= Gameplan II =

Play-by-mail game

Gameplan II is a play-by-mail game published by Clemens and Associates.

==Gameplay==
Gameplan II is a play-by-mail game in which players take on the role of head coach for one of 24 NFL teams, competing through a full football season of strategic play-calling and roster management. The game emphasizes detailed tactical decision-making—players program offensive and defensive strategies, including situational decisions like what to do on 4th down or in short-yardage scenarios. Gameplay is broken into specific categories, such as "first down out of field goal range," where coaches pre-select play sequences. During matches, the computer selects from these options based on the situation and player preferences. The league is divided into East and West, each with three divisions of four teams.

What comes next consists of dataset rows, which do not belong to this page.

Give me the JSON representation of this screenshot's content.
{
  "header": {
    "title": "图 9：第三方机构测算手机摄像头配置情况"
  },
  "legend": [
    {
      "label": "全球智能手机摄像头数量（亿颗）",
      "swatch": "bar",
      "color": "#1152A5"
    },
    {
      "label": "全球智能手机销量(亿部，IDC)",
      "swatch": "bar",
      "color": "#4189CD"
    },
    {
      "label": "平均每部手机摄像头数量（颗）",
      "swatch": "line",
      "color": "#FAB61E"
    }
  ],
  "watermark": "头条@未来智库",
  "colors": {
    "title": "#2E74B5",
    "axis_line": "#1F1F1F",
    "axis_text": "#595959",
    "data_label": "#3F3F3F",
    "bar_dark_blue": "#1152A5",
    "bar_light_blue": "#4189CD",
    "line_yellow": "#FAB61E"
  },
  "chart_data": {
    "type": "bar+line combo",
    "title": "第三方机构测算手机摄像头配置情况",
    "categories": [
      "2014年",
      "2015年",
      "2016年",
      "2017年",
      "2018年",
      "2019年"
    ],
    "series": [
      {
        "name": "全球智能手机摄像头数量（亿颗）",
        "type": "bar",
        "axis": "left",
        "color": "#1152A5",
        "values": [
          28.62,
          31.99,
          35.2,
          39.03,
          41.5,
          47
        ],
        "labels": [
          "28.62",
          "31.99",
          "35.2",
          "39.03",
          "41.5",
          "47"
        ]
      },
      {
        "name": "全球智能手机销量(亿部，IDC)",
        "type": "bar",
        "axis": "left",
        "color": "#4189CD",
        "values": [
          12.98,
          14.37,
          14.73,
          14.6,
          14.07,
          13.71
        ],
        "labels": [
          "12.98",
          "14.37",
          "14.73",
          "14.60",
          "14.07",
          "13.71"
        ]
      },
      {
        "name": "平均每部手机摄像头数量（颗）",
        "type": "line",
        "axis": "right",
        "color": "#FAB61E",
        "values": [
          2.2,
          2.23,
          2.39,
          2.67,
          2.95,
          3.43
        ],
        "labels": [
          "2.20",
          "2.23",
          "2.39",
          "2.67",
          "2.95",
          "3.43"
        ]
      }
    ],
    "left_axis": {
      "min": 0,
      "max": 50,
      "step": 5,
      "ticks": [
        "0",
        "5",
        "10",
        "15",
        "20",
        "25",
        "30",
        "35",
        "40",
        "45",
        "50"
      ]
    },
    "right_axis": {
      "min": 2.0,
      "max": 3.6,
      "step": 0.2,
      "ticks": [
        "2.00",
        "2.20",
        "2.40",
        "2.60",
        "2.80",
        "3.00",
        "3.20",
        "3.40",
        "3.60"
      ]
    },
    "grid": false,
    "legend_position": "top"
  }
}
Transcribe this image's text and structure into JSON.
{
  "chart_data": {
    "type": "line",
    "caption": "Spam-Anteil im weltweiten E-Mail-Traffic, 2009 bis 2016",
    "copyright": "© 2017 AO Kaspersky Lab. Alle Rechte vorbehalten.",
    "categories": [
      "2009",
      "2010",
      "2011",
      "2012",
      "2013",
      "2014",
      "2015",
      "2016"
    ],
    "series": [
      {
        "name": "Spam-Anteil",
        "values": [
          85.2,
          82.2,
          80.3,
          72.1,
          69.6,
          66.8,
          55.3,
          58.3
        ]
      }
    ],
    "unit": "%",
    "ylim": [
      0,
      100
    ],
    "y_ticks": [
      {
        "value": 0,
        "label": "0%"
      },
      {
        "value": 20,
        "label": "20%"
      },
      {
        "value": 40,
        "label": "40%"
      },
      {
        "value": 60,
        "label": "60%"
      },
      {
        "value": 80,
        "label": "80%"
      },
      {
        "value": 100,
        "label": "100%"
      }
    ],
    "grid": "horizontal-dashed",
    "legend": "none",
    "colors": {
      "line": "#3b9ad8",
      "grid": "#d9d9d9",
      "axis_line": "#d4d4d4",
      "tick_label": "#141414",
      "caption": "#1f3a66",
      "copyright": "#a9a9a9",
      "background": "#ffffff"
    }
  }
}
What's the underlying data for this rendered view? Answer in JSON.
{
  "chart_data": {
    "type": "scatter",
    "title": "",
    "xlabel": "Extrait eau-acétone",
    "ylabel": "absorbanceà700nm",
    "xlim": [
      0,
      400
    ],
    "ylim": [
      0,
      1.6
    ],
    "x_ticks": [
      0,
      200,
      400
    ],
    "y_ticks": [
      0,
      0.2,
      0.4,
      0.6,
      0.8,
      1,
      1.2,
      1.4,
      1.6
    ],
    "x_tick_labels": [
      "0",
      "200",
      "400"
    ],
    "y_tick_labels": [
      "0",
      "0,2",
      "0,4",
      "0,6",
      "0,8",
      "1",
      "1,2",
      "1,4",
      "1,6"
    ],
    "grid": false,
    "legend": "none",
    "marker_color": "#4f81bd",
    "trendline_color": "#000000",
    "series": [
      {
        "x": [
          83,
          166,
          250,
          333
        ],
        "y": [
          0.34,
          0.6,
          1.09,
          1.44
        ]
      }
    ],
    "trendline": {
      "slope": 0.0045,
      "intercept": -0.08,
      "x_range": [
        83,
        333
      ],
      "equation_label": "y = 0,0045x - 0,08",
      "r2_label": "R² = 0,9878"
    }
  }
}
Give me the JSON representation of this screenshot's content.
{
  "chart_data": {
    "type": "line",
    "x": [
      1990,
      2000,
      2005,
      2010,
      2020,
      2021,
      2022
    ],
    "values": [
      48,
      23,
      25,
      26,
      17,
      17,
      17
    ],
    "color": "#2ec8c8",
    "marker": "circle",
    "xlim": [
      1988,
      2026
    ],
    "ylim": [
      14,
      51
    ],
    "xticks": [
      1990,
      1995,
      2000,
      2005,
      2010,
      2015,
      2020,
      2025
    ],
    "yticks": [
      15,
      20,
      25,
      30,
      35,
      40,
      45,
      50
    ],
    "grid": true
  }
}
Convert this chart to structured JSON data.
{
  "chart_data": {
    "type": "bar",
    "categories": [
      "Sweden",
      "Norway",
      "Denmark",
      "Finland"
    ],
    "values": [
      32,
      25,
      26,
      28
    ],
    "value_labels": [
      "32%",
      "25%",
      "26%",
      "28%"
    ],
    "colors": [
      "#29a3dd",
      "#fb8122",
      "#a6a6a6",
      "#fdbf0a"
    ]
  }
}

The regular season consists of 14 games, followed by a playoff bracket including division winners and wildcard teams. Coaches choose from a wide array of offensive plays—six running and nine passing—and seven defensive formations like blitz and goal-line defense. After each season, players participate in a three-round draft to bring in rookies, free agents, or replacements for retired players, keeping team development and long-term planning central to success.

==Reception==
Stewart Wieck reviewed Gameplan II in White Wolf #16 (June/July, 1989), rating it a 4 out of 5 and stated that "For a pure strategy game, Gameplan II is among the best I've played. However, diplomacy is noticeably lacking."